"Brave New World": AlixPartners Predicts Auto Market Headwinds, "Competitive Convergence," And Other Challenges

AlixPartners, the consulting firm that led GM’s reorganization efforts, has put the perennial optimism of auto industry analysts on notice, introducing its 2011 Automotive Outlook by arguing
The AlixPartners 2011 Automotive Outlook finds that while automakers and suppliers have seen profits bounce back handsomely – North American original equipment manufacturers (OEMs) posted $12.5 billion in 2010 profit on a net margin of 4.6% and North American suppliers reaped $8.2 billion on a net margin of 4.3% – no one should be tempted into thinking that things are now back to “normal,” or at least the normal defined by the consumer-incentive-induced sales levels of the past. In sync with its past annual auto studies, AlixPartners continues to predict that U.S. auto sales will climb slower, and to a lower peak, than many others are predicting. Specifically, the firm estimates U.S. auto sales will reach just 12.7 million units this year and only 13.6 million in 2012.
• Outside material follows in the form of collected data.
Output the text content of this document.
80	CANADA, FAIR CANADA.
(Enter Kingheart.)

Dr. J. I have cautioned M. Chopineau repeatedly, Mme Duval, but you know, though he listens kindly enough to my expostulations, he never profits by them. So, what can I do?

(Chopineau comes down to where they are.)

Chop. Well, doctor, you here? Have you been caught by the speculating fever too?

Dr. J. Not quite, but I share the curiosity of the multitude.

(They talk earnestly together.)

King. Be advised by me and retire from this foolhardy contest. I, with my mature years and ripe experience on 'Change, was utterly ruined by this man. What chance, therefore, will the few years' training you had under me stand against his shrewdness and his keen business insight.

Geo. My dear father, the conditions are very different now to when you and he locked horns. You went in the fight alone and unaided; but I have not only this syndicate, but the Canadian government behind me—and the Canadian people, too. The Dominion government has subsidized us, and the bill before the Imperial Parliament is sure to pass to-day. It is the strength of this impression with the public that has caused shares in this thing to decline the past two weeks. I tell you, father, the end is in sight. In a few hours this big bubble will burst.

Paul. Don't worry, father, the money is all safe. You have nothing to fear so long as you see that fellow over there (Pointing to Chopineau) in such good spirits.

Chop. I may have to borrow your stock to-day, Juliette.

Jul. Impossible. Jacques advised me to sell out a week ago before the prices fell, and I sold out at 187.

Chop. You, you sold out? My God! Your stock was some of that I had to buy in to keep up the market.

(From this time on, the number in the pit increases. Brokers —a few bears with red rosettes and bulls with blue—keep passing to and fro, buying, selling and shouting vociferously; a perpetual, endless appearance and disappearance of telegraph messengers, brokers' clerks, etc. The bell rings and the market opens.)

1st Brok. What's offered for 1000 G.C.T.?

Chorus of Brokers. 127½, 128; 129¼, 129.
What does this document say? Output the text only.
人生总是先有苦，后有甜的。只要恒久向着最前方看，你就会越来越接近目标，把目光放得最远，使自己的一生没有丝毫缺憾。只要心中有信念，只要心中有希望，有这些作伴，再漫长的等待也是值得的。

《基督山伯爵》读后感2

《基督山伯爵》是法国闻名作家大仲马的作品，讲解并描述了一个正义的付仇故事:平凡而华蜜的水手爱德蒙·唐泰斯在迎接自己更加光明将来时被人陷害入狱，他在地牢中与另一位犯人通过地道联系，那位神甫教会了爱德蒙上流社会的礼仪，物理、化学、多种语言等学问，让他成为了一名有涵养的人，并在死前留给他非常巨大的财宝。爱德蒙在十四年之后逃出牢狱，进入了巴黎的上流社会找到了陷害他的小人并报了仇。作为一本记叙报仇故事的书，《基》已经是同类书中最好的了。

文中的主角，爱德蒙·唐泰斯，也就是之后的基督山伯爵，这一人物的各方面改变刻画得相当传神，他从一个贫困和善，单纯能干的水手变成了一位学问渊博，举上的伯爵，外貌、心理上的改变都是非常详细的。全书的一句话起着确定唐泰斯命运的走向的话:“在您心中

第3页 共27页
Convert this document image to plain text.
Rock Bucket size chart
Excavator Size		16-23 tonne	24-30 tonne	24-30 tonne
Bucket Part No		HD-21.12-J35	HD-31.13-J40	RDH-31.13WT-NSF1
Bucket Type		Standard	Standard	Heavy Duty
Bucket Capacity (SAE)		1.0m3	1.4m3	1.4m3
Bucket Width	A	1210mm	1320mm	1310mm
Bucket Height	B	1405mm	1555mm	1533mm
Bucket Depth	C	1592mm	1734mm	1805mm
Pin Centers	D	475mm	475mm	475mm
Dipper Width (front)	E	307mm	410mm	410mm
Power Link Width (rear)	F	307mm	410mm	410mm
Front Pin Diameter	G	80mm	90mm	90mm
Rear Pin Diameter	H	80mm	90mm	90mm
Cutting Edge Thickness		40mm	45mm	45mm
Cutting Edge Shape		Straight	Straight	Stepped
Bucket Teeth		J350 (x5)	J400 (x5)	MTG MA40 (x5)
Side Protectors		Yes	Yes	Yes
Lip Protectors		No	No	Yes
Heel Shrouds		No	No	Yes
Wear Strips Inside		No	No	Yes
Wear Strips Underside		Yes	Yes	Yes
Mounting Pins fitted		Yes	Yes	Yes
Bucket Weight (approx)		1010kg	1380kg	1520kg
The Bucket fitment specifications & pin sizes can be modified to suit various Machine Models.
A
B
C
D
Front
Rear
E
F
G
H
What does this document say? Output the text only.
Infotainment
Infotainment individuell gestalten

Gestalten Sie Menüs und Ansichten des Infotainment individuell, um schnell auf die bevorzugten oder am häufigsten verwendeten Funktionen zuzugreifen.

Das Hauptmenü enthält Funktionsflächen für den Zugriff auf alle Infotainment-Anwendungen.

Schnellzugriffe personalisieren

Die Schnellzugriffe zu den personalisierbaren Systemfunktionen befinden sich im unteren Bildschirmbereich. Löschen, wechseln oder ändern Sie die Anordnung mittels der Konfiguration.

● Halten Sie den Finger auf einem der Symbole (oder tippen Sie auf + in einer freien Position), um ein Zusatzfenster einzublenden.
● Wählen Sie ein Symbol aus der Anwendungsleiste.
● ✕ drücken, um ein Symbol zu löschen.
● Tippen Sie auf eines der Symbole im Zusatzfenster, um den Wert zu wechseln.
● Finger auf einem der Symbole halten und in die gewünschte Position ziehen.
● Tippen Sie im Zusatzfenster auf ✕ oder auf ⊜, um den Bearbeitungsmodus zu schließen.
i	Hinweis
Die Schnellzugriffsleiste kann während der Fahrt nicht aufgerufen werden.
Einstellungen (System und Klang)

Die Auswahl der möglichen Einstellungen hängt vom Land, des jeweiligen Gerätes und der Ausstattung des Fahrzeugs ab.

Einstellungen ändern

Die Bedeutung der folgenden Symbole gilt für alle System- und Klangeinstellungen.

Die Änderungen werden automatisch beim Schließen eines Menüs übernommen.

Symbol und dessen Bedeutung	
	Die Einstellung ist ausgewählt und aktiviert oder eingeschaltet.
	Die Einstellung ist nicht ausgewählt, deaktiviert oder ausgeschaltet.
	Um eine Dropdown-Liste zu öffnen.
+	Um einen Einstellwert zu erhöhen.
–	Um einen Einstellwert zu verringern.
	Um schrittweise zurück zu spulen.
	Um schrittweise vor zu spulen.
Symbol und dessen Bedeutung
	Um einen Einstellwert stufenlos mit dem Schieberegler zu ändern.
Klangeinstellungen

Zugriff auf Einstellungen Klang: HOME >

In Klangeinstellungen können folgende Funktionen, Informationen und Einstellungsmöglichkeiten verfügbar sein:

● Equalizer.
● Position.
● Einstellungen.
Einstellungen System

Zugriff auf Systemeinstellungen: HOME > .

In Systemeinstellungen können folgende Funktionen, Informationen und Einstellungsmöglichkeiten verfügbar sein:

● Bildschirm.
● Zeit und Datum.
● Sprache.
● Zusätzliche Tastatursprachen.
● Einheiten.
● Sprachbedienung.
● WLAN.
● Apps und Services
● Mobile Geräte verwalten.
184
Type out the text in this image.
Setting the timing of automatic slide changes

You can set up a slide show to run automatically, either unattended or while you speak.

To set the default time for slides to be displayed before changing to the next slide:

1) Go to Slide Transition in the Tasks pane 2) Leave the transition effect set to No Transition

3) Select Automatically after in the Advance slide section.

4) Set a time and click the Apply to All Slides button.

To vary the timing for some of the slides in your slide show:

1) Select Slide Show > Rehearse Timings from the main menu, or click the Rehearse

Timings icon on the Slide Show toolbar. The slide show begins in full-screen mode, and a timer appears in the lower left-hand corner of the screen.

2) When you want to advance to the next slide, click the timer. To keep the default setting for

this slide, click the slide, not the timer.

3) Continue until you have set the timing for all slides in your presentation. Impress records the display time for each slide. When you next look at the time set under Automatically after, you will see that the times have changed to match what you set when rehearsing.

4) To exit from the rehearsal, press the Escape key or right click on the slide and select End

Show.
This is a tough moment for us: on the one hand, pessimistic economic forecasts don’t make anybody happy… on the other hand, the AlixPartner outlook is a significant validation of TTAC’s longtime bearishness. So rather than either moping or self-congratulating, let’s just take a look at why AlixPartners is so gloomy about the near-term outlook.
First, a little more on the market outlook, which predicts
13% compound annual growth rate (CAGR) for small cars and a 7% CAGR for small crossover vehicles between now and 2015 in the U.S., as large cars, SUVs and pickups are expected to see a CAGR of just 2%, respectively, in that time. The study also finds that pickup-truck sales will be hurt by the continuing housing crisis. U.S. pickup sales for 2011 are estimated to reach only 1.7 million units, well below the recent peak of 2.9 million in 2006.
But it turns out that weak demand in the US, driven by under- and unemployment, a weak housing market and a slow recovery, is only part of the industry’s challenge. John Hoffecker, managing director at AlixPartners sets the stage:
It’s a cliché, but the auto industry really does face a ‘brave new world,’ and the differentiators for winning in the world we are transitioning to will be significantly different from the past.The good news is that most of the U.S. players now have their costs in line to capitalize on a slow, steady sales recovery. On the other hand, the industry is facing some truly momentous, and momentously expensive, decisions on everything from powertrain choices to emerging markets; and for OEMs to count on a U.S. sales bubble like in the last cycle – artificially-induced to begin with – to help fund all that is wishful thinking at best.
Technologically, the auto industry could well be on the cusp of its biggest set of changes since the invention of the internal-combustion engine more than 100 years ago. This will put unprecedented pressure on all players to pick the right business models, the right legal and capital structures, and the right partners. And, this all comes at a time of potential margin erosion as the industry, in general, shifts to smaller vehicles, both for regulatory and consumer-preference reasons. Preventing that erosion will be key.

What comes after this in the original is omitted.